If your dog is suffering from arthritis your veterinarian is likely to prescribe glucosamine. Used together with other medications, it has been used to treat a number of conditions including skin damage and stomach ailments. Glucosamine for dogs is particularly effective for arthritis as it supplements the body’s natural production of the compound.
Healthy animals naturally produce glucosamine, which helps to maintain healthy joints, cartilag, and muscles. But like most things, the onset of old age diminishes a dog’s ability to produce glucosamine.
If you think your dog has early-stage osteoarthritis or a similar condition such as dysplasia, be on the lookout for tell-tale symptoms. Unless they’re sleeping, dogs are active creatures and continuously alert. If your dog has difficulty becoming motivated or has trouble standing up this may be a strong indication of arthritis.
Other changes to watch out for include: difficulty in walking (especially up steep inclines or staircases), limping, and cringing when touched in certain areas of the body. If you spot any of these symptoms, a prescription of glucosamine may be the answer.
Glucosamine for dogs not only effectively reduces pain and inflammation, it can also repair damaged joints. So if you are worried that your elderly dog is at risk for contracting arthritis, you should consider adding glucosamine to the animal’s regular diet as a preventive measure.
There are numerous ways to give glucosamine to dogs, though studies have shown that the most effective and least invasive method is to put supplements into their food. There are tasty chews and treats available which dogs seem to enjoy. Dogs can be given glucosamine pills, but the preferred form is liquid. It can be easily administered by pouring it directly over the dog’s food. In fact, some dogs seem to like the taste.

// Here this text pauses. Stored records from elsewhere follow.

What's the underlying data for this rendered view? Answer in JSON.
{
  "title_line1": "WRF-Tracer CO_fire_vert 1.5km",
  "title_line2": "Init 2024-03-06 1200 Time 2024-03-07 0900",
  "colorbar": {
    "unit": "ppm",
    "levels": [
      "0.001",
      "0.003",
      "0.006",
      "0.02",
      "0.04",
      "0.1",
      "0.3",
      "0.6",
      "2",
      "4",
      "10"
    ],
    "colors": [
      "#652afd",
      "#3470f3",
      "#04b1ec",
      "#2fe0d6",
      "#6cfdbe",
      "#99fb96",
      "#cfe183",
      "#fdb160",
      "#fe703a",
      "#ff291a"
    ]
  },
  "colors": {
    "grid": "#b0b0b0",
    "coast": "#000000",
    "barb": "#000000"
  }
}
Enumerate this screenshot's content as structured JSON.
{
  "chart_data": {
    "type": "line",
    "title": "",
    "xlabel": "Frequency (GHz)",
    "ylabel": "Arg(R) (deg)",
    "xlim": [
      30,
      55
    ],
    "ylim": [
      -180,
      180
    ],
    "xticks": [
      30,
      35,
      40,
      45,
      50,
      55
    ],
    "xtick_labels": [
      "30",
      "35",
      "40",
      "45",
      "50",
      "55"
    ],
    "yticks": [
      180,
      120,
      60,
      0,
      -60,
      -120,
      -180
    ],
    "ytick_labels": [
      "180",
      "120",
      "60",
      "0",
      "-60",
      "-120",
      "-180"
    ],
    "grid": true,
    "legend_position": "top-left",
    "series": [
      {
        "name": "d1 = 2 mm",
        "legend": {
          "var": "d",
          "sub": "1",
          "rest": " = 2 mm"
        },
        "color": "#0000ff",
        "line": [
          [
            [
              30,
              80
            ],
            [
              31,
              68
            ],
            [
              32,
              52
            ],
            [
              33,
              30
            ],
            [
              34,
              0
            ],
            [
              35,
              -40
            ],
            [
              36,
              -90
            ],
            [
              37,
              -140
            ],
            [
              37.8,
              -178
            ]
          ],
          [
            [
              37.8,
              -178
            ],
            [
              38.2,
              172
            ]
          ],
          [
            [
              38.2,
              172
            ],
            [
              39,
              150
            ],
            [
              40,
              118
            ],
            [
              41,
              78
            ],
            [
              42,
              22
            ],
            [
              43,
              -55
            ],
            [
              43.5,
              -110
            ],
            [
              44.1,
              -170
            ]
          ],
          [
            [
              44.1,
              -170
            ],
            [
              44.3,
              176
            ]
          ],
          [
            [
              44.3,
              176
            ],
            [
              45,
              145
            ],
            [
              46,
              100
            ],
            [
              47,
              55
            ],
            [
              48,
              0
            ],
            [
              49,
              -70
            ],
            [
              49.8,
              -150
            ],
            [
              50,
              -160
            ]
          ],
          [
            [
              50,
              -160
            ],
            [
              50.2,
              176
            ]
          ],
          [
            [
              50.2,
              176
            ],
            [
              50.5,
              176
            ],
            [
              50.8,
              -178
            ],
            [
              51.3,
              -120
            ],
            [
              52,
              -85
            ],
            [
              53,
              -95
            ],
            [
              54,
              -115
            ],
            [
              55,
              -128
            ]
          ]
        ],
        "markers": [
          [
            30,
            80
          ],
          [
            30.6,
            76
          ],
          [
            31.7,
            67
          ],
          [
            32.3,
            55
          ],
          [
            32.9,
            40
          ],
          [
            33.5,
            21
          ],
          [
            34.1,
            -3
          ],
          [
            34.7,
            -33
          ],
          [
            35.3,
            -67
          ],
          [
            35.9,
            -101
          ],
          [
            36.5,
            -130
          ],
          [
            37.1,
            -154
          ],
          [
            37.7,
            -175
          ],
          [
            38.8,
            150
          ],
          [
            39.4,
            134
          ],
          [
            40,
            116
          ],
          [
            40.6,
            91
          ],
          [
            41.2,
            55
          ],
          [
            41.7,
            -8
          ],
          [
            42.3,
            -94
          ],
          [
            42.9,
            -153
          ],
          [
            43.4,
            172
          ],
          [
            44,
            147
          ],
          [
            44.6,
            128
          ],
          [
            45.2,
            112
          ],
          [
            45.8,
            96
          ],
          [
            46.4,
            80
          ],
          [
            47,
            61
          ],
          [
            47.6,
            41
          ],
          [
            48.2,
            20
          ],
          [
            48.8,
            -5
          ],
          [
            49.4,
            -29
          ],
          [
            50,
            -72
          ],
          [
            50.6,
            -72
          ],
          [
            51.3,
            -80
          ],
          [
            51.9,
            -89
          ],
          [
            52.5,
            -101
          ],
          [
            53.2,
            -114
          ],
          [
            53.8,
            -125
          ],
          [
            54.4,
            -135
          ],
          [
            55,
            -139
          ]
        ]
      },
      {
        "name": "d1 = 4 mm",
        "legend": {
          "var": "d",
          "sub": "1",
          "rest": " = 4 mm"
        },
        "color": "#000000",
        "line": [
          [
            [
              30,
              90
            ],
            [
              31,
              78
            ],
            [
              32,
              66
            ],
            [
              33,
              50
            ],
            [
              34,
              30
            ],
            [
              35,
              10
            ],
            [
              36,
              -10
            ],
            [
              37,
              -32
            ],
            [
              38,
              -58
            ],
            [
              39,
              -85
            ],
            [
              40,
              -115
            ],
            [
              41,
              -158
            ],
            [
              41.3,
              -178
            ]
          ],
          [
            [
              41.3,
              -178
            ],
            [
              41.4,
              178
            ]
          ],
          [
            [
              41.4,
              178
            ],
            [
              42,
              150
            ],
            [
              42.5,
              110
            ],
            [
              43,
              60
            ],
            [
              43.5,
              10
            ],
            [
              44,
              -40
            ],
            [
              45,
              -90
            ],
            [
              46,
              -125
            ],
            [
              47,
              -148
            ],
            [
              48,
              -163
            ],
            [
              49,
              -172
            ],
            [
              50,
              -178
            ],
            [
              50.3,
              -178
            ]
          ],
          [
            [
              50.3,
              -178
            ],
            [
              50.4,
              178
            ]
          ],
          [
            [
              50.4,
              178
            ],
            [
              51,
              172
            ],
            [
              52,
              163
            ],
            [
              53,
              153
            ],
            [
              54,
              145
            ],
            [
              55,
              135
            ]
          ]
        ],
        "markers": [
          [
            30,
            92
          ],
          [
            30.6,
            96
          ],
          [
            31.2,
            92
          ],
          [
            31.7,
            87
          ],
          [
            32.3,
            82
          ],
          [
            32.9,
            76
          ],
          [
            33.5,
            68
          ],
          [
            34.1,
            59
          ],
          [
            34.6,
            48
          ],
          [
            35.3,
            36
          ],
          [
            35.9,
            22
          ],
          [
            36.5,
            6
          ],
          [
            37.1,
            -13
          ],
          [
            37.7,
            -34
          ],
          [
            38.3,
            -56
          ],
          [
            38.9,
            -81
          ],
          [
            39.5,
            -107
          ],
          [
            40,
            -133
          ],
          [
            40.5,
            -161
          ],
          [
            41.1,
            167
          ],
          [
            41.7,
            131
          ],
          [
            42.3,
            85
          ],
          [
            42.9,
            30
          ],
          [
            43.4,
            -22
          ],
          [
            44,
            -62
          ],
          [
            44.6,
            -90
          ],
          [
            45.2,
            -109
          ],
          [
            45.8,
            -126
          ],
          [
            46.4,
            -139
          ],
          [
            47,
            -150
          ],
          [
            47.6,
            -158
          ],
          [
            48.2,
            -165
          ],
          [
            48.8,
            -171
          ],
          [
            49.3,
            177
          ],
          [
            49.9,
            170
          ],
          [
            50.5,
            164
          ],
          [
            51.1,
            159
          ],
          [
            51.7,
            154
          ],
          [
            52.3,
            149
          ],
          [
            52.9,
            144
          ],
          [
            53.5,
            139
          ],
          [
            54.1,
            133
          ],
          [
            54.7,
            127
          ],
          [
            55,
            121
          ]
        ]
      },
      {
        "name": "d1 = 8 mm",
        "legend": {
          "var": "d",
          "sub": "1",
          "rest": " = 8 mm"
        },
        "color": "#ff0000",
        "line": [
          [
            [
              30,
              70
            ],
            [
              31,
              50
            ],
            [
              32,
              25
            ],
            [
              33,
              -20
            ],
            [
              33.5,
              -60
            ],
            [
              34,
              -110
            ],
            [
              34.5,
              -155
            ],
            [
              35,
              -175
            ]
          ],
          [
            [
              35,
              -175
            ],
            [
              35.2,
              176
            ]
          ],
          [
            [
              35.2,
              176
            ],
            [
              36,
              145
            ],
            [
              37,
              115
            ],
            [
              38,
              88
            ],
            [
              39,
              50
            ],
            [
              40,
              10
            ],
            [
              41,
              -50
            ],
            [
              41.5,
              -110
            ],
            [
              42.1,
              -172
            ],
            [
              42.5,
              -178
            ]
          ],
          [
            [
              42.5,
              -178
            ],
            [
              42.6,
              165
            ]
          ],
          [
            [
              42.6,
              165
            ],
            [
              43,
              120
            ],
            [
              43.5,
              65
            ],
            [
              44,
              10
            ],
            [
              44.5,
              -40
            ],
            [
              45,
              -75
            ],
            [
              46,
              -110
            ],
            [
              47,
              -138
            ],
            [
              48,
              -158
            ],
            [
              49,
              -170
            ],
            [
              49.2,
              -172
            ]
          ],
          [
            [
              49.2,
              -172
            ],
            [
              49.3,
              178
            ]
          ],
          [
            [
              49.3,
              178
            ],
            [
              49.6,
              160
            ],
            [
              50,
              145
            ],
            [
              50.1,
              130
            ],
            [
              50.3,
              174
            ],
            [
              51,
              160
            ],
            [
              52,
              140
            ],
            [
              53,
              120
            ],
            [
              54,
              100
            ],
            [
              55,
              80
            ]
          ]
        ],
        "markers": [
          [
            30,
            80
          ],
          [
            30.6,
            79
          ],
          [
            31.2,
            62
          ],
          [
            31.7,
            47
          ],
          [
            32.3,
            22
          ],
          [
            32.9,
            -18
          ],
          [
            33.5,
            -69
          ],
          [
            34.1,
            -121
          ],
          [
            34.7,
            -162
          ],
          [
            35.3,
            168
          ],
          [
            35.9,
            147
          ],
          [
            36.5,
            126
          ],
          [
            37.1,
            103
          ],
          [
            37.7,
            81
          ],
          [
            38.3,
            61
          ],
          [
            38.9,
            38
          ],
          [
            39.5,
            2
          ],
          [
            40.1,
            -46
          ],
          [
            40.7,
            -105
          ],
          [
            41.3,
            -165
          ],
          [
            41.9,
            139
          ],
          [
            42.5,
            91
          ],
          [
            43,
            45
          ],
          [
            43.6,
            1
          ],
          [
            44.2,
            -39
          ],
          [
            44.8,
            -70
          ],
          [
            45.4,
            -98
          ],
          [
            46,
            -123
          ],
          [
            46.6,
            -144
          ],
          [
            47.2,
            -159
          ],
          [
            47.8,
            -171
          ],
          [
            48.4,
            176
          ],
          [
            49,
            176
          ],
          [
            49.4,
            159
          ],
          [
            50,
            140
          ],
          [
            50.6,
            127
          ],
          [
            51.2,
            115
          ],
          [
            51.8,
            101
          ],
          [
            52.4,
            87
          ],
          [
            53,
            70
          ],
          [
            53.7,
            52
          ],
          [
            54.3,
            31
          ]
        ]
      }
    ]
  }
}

It has few side effects, so your dog should be bounding about within 2-4 hours of taking the medication. The most common side effects are vomiting and diarrhea, but these can usually be controlled by lowering the dosage.
A glucosamine dosage is determined by the severity of the condition as well as the dog’s age and weight. A general ratio most often used is 750 milligrams to every 50 pounds of body weight. Consult your veterinarian if you have questions about the benefits of glucosamine for your dog.